Eis que chega o bonde 72 cheio como de costume. O robô de branco sobe rapidamente e se senta no banco logo atrás do motorneiro como previsto. Coloca no colo a pasta de couro e inicia a viagem de 10 minutos já captando as informações do motorneiro, nome, filiação, idade, CPF, endereço, tempo de trabalho, um efeito colateral da sua programação em um centro de altíssima qualidade técnica, mas desatento sobre certas realidades da vida. Já reclamara deste desvio de função, o motorneiro não era um paciente a sua frente, mas percorridos 50 metros já identificara que ele era diabético e tinha nível alto de colesterol, aliás, sem saber e não se cuidava. Incomodava não poder informar à pessoa, ele era um coletor-caçador de diagnóstico, não tinha nenhuma capacitação para a comunicação verbal. Um dia iria no estribo, precisava de um ato de rebeldia.
Levantou-se e puxou a alça de couro pendurada para o bonde parar no próximo ponto, segurou a pasta de couro com a firmeza pré-calculada e logo estava no hospital batendo o ponto de entrada cumprido com extremo rigor, tinha que ser no 00 dos segundos. Por estranha circunstância, o robô de branco não era alvo da curiosidade das pessoas até o momento em que acionava o ponto de entrada. Nunca lhe explicaram, intuía que era um segredo estratégico. Quando procurara um esclarecimento ouviu simplesmente que não se preocupasse pois a sua programação eliminara qualquer possibilidade de sentir solidão. De vez em quando pensava que o resultado não tenha sido tão perfeito, ficava incomodado entre tanta gente se relacionando, mas tinha que se conformar, até porque no hospital as pessoas o consideravam apenas um objeto.
Já completara 12 meses que o robô de branco recolhia dados dos pacientes para alimentar um big data, visto pelos médicos ora como um rival da classe, ora como uma ferramenta multiuso. Foi quando percebeu que o sumiço temporário de funcionários era férias, ao mesmo tempo que descobriu que ele não tinha este direito trabalhista. De repente, ficou em dúvida se estaria sujeito ao burnout, nada constava no seu manual de uso. Sua programação era workholic tipo I – apenas coletor-caçador de dados- e tinha a intenção de merecer um upgrade para o tipo II- interpretação dos dados recolhidos- e, porque não, para o tipo III- capacitação para um rapidíssimo matching. Frustou-se quando descobriu que as novas gerações de robôs já combinavam mais de um tipo. Ficou com a sensação que já nascera velho, se autointitulara um portador de progeria. Ouviu boatos que seria transferido para um hospital de menor porte assim que uma leva de robôs mais modernos chegasse – a licitação estava em andamento. Arrepiou-se ao se imaginar sucata.
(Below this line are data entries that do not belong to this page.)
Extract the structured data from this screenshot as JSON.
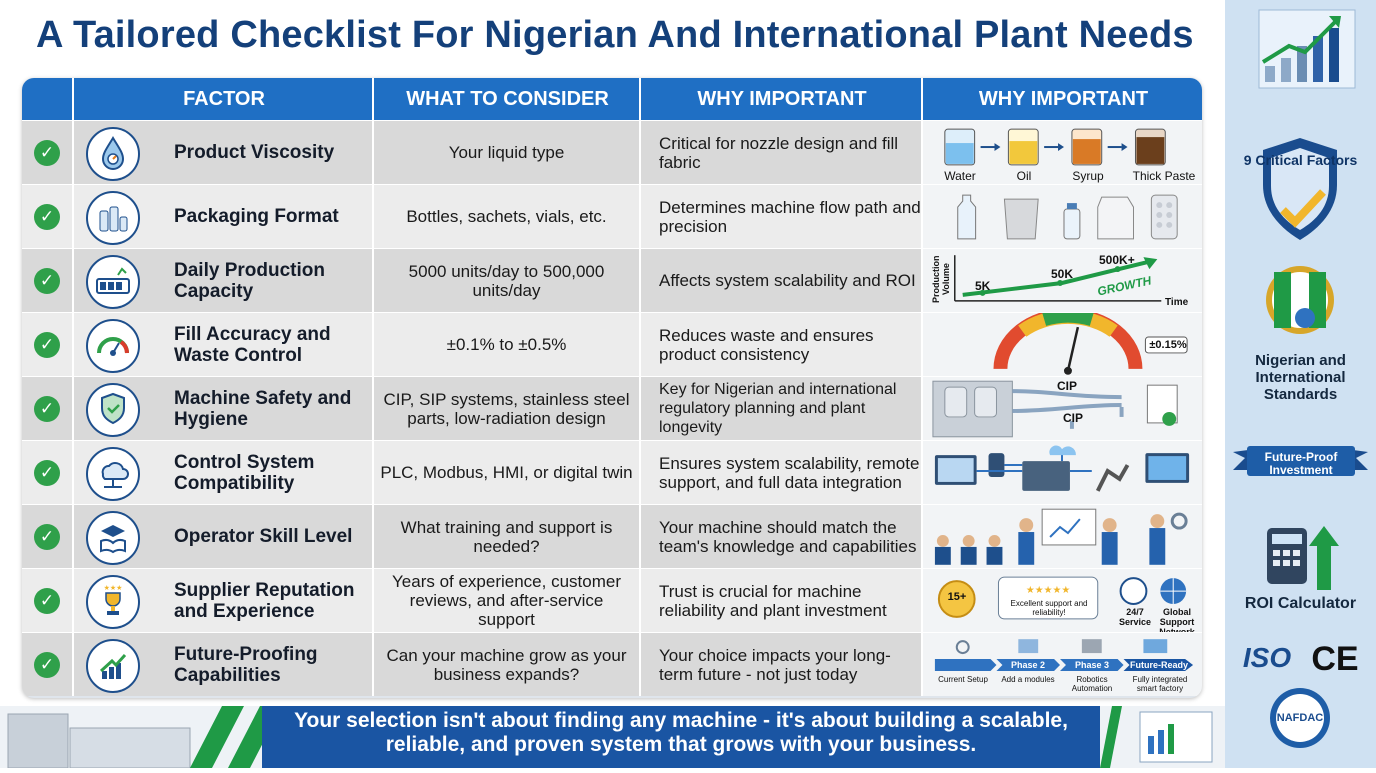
{
  "title": "A Tailored Checklist For Nigerian And International Plant Needs",
  "headers": [
    "FACTOR",
    "WHAT TO CONSIDER",
    "WHY IMPORTANT",
    "WHY IMPORTANT"
  ],
  "rows": [
    {
      "factor": "Product Viscosity",
      "consider": "Your liquid type",
      "why": "Critical for nozzle design and fill fabric",
      "icon": "droplet-gauge-icon"
    },
    {
      "factor": "Packaging Format",
      "consider": "Bottles, sachets, vials, etc.",
      "why": "Determines machine flow path and precision",
      "icon": "bottles-icon"
    },
    {
      "factor": "Daily Production Capacity",
      "consider": "5000 units/day to 500,000 units/day",
      "why": "Affects system scalability and ROI",
      "icon": "counter-icon"
    },
    {
      "factor": "Fill Accuracy and Waste Control",
      "consider": "±0.1% to ±0.5%",
      "why": "Reduces waste and ensures product consistency",
      "icon": "gauge-icon"
    },
    {
      "factor": "Machine Safety and Hygiene",
      "consider": "CIP, SIP systems, stainless steel parts, low-radiation design",
      "why": "Key for Nigerian and international regulatory planning and plant longevity",
      "icon": "shield-hand-icon"
    },
    {
      "factor": "Control System Compatibility",
      "consider": "PLC, Modbus, HMI, or digital twin",
      "why": "Ensures system scalability, remote support, and full data integration",
      "icon": "cloud-network-icon"
    },
    {
      "factor": "Operator Skill Level",
      "consider": "What training and support is needed?",
      "why": "Your machine should match the team's knowledge and capabilities",
      "icon": "graduation-book-icon"
    },
    {
      "factor": "Supplier Reputation and Experience",
      "consider": "Years of experience, customer reviews, and after-service support",
      "why": "Trust is crucial for machine reliability and plant investment",
      "icon": "trophy-icon"
    },
    {
      "factor": "Future-Proofing Capabilities",
      "consider": "Can your machine grow as your business expands?",
      "why": "Your choice impacts your long-term future - not just today",
      "icon": "growth-chart-icon"
    }
  ],
  "visuals": {
    "viscosity": [
      "Water",
      "Oil",
      "Syrup",
      "Thick Paste"
    ],
    "capacity": {
      "ylabel": "Production Volume",
      "xlabel": "Time",
      "points": [
        "5K",
        "50K",
        "500K+"
      ],
      "growth": "GROWTH"
    },
    "accuracy": "±0.15%",
    "safety": [
      "CIP",
      "CIP"
    ],
    "supplier": {
      "years": "15+",
      "review": "Excellent support and reliability!",
      "service": "24/7 Service",
      "global": "Global Support Network"
    },
    "future": {
      "phases": [
        "",
        "Phase 2",
        "Phase 3",
        "Future-Ready"
      ],
      "captions": [
        "Current Setup",
        "Add a modules",
        "Robotics Automation",
        "Fully integrated smart factory"
      ]
    }
  },
  "right_panel": {
    "badge": "9 Critical Factors",
    "standards": "Nigerian and International Standards",
    "ribbon": "Future-Proof Investment",
    "roi": "ROI Calculator",
    "iso": "ISO",
    "ce": "CE",
    "nafdac": "NAFDAC"
  },
  "footer": "Your selection isn't about finding any machine - it's about building a scalable, reliable, and proven system that grows with your business.",
  "colors": {
    "header": "#1f6fc4",
    "title": "#14407a",
    "check": "#2fa04a",
    "banner": "#1a55a3",
    "green": "#1f9a46"
  }
}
O robô de branco, na verdade, tinha sido um projeto único denominado Vintage. Assim que assumia o seu posto de trabalho, ele abria cuidadosamente a pasta de couro e se equipava com o estetoscópio, o esfigmomanômetro e o termômetro. Porque gostava de tocar o paciente, os invejosos diziam que ele tinha TOC. O robô de branco representava a ideia de um grupo de cientistas autointitulados saudosistas oslerianos que novidades e tradição ampliam a qualidade da atenção às necessidades de saúde. Entretanto, o robô de branco era o patinho feio em meio a tantos cisnes. Um doutor estava desenvolvendo uma pesquisa comparando a qualidade da sua captação híbrida com a de outro robô não equipado com instrumentos do “século passado”. Era a sua esperança de permanecer no hospital apesar da chegada das novas gerações. Modéstia à parte, conseguia manejar os instrumentos com habilidade e era raro caso em que o uso não provocava algum ajuste na captação dos dados desde o paciente.
Quando voltava para casa algo na antiguidade do bonde fazia com que o robô de branco se desse conta que desenvolvia pensamentos como os humanos. Tinha tentações, contextualizava os dados, interessava-se pelos pacientes, analisava comportamentos de familiares, intrigava-se com angústias dos médicos. Até a bela paisagem à beira-mar do trajeto lhe tocava. Ele estava tendo uma desrobotização ambiente-sensível. No início, atribuiu a falhas no projeto, mas, logo cresceu a ideia que ele poderia conter uns adendos intencionais dos seus idealizadores saudosistas oslerianos. O robô de branco vibrou com a perspectiva de uma programação em inteligência natural!